To date, DPUC has approved incentives for 37. 4 megawatts of distributed generation capacity, with applications pending for an additional 135 megawatts. The RFP drew initial proposals for more than 6,000 megawatts of capacity. Proposals were made for new gas- and oil-fired generation; repowering existing, retired, and deactivated generation units; demand-side reduction; and conservation and energy efficiency measures. While some of the generation proposals were alternatives for a given site, the majority of the proposed projects do not overlap.

If the current RFP does not produce enough resources to meet the state's needs, the legislature could extend or expand the incentives. For example, the legislature could expand the current RFP to solicit bids for energy, as well as generating capacity. (Capacity is analogous to an attorney's retainer, i. e. , the amount she charges to be available to a client; energy charges are analogous to the attorney's hourly rate. ) Alternatively, the legislature could require DPUC to conduct a second RFP with new incentives for energy, capacity, or both products.

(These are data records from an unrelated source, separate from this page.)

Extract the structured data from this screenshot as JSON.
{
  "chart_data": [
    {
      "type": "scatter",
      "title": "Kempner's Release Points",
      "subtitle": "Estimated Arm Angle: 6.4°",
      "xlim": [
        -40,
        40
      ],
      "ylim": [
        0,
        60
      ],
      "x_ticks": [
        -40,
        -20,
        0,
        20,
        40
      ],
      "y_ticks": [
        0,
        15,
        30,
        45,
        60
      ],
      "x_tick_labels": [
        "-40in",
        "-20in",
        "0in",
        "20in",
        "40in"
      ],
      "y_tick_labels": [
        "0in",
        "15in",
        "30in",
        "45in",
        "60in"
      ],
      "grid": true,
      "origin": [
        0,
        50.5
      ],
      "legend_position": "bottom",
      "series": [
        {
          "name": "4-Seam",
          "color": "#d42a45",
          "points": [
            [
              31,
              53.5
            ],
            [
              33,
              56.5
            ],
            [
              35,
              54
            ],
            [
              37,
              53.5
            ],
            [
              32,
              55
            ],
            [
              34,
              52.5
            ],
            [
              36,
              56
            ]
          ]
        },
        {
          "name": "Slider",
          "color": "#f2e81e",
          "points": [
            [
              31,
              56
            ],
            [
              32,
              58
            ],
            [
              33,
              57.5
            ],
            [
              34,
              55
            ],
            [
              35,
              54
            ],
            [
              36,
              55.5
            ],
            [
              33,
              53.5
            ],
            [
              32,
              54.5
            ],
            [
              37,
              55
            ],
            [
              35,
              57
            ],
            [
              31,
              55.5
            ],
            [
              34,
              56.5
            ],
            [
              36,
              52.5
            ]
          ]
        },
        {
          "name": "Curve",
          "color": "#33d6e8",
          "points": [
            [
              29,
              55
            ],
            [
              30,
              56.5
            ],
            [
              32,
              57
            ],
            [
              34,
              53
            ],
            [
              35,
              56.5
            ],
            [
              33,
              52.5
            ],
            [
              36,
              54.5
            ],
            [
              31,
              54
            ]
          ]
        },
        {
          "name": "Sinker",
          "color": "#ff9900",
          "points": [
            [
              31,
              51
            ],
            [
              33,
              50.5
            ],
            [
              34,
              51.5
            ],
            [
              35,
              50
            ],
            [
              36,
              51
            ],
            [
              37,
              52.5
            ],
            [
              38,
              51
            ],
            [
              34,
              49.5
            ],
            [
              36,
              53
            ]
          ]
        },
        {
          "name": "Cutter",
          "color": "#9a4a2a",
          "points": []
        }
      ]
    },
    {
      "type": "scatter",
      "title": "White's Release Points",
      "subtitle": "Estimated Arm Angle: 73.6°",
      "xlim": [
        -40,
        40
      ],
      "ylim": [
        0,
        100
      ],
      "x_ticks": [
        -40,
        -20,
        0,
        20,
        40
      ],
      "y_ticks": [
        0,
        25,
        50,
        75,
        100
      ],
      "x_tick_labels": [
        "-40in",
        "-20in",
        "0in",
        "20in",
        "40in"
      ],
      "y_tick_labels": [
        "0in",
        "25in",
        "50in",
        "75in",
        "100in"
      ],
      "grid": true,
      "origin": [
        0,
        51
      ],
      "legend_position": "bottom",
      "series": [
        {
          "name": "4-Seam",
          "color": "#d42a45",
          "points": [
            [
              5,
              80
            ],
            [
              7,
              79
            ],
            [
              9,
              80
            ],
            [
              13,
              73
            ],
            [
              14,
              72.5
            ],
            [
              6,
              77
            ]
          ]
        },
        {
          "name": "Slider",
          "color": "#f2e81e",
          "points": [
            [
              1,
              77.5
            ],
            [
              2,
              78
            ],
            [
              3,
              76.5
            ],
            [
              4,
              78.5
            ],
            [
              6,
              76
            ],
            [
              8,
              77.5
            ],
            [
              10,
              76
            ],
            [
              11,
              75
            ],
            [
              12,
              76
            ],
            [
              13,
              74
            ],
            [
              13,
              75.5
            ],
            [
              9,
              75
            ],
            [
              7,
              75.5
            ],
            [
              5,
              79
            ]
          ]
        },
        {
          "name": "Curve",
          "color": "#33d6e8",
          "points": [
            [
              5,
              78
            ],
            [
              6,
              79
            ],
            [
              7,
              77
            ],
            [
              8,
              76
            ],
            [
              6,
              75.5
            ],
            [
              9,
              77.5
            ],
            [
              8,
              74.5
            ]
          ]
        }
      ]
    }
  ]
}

Building more non-utility generation in the state would reduce capacity charges, which account for about 5% of total electric rates. But, it would only have an indirect effect on the cost of energy, which is the largest component of electric rates. Assuming that most of the new plants would use natural gas as a fuel (as most recent power plants have), the energy costs for the power from these plants would be substantially affected by the price of natural gas. The price of natural gas has been very volatile in recent years. The average national price of natural gas purchased by the electric power industry rose from $ 3. 71 per thousand cubic feet (mcf) in September 2002 to $ 11. 01/mcf in September 2005 and down to $ 7. 52/mcf in August 2006 (latest available data).

In addition, it is unclear to what extent modifying the current RFP would delay the construction of new power plants, since DPUC has already received and begun reviewing bids. If Connecticut does not bring its peak demand and resources in line by approximately 2010, it risks being treated as a separate zone for wholesale pricing purposes, which could significantly increase electric costs in the state.

TAX REDUCTIONS

The principal tax on electricity is the utility company tax. The tax is 6. 8% of an electric utility's revenues from providing transmission and distribution services to residential customers and 8. 5% of its revenues from providing these services to nonresidential customers. In addition, the 6% sales tax applies to that part of the total monthly electric bill of a nonresidential customer who not engaged in manufacturing or farming that exceeds $ 150.

The legislature could reduce these tax rates, increase the exemption level of the sales tax, or eliminate the taxes. Unlike the other options discussed in this report, the impact of a tax reduction would be immediate. The disadvantage of tax reductions is that they would cost the state revenue. For example, eliminating the utility companies tax entirely would cost the state approximately $ 120 million in revenues annually. Eliminating the sales tax on commercial customers would cost about $ 30 million per year. Moreover, the impact of tax reductions on the overall electric bill for most customers would be modest. For example, eliminating the utility companies tax would reduce the average monthly bill of Connecticut Light and Power residential customers by less than $ 3. On the other hand, eliminating both the utilities companies tax and the sales tax on commercial customers would have a substantially large impact on the bills of these customers.